Group of 27 calls for the Water Action Agenda to prioritise water quality
Twenty-seven government and non-government partners recently put forward five concrete sanitation-related recommendations for integration into the global Water Action Agenda. These recommendations stem from the session titled, ‘Pollution, Sanitation, Water Quality and Climate Resilience: A Call to Action,’ which was held on 24 March 2023 at the Trusteeship Council Room of the United Nations Headquarters. During the session, government representatives from Zambia, Uganda, Tanzania, Nepal, Indonesia, South Sudan, and Senegal demonstrated the critical need to address water security in a holistic manner.
According to our speakers, pollution is a threat to realising the human rights to water, sanitation, and a clean, healthy, and sustainable environment. More than 44% of domestic wastewater released into our rivers and lakes is not treated, polluting our water resources and causing direct harm to aquatic biodiversity and the ecosystem. Further, sanitation systems are responsible for 2-6% of global methane emissions, and 1-3% of nitrous oxide emissions, impacting public health and the well-being of close to half of the world's population. View carousel to see more examples of climate change and sanitation links.

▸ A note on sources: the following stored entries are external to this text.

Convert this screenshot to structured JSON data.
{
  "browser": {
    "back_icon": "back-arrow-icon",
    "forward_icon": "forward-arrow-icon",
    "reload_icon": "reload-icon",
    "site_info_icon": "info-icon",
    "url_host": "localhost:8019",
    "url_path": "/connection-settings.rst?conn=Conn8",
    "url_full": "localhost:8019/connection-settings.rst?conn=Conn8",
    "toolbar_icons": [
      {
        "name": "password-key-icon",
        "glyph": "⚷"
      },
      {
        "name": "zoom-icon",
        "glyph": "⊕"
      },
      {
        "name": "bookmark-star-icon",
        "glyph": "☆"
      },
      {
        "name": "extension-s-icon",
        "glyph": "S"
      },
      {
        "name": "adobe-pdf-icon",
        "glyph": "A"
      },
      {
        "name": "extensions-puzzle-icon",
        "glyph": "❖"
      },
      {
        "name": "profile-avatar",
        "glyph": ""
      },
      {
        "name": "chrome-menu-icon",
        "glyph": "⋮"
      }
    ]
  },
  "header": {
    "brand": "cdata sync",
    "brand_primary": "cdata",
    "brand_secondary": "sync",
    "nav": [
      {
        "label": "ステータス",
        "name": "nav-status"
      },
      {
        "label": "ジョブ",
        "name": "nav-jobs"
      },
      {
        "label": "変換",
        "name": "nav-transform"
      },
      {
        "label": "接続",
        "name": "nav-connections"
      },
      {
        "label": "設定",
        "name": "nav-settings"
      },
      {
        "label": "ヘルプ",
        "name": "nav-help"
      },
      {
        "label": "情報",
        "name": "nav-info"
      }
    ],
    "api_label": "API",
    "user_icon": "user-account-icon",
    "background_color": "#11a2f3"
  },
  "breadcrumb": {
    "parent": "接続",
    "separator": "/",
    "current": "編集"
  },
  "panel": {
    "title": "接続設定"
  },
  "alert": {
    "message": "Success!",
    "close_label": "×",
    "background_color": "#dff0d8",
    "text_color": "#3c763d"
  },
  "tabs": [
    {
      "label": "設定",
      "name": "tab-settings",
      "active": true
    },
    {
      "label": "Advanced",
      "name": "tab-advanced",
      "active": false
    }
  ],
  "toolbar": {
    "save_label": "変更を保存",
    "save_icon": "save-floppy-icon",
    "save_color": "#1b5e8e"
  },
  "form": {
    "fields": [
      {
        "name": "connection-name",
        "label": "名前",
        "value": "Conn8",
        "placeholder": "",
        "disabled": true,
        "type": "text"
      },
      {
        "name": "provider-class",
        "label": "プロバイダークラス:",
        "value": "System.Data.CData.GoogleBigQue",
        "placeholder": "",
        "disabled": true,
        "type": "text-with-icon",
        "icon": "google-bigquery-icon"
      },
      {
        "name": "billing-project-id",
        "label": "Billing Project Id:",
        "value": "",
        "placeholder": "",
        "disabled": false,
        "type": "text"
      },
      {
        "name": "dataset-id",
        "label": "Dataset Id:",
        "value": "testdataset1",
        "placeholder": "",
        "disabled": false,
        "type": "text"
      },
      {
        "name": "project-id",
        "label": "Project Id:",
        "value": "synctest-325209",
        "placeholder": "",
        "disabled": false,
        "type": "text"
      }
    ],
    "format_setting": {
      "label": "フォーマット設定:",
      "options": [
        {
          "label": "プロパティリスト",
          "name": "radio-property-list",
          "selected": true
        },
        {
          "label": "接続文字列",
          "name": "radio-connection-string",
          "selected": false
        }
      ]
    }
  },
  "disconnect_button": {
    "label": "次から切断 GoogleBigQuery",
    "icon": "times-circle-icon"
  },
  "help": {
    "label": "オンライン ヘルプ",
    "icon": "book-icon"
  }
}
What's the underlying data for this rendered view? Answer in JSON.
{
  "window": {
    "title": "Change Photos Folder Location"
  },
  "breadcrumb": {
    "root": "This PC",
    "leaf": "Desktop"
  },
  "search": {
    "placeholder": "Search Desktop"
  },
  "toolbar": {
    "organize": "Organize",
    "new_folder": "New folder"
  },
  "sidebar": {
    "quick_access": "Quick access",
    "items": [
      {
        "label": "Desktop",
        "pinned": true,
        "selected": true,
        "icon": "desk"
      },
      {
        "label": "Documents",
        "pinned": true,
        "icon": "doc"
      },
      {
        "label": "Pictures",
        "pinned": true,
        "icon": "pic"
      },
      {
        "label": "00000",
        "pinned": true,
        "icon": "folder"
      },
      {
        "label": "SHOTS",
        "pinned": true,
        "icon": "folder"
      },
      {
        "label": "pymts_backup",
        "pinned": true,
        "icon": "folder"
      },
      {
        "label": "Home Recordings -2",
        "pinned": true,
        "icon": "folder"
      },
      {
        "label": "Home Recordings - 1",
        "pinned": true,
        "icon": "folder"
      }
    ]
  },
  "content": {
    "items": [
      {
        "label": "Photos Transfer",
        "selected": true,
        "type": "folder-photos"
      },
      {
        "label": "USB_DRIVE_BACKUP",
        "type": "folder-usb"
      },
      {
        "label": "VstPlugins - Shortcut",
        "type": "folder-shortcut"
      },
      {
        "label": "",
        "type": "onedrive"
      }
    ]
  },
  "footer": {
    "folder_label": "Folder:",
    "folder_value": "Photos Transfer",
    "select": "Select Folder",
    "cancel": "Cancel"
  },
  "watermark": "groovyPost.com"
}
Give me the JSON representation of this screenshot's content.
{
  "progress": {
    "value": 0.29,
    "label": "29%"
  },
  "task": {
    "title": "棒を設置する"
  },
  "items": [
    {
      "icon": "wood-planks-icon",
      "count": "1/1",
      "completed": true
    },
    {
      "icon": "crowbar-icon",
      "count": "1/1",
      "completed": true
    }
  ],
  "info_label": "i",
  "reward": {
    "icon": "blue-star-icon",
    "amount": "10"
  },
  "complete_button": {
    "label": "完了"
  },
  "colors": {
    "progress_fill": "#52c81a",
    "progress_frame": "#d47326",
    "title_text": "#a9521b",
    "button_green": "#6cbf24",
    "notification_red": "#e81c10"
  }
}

Despite the urgency to prioritise these challenges, sanitation is mentioned in less than 2% of the globe’s Nationally Determined Contributions (NDCs) and National Action Plans (NAPs). 
Calling for the pressing need to increase attention and investments in sanitation, the group of 27 partners put forward five recommendations for concrete action and integration into the global Water Action Agenda.
There is need for a holistic, integrated approach to environmental pollution from sanitation and waste, sludge, and wastewater management, as well as the need for climate-resilient and low-carbon sanitation and waste management.
In the development of NAP and NDCs, the linkages with sanitation and waste should be better unpacked and addressed.
In the development of national water and climate plans, sanitation and waste should be central.
Financing instruments for climate and water should have an earmarked percentage for addressing pollution from sanitation and waste systems.
Knowledge development should be a continued priority including the quantification of GHG emissions along the sanitation and waste chains in order to contribute to climate mitigation and effectiveness of adaptive measures to ensure climate resilience of services
The group is committed to building a coalition for the political prioritisation of pollution, sanitation, water quality, and climate resilience, and sustaining the momentum of #Sanitation4ClimateAction calls at all levels.
What are NDCs and NAPs?
'Nationally Determined Contributions (NDCs) communicate a country’s contribution to meeting the goals of the Paris Agreement. The National Adaptation Plan (NAP) process helps to identify NDC adaptation goals and translates them into action. Both are complementary processes and should ideally be aligned to strengthen national climate change adaptation.’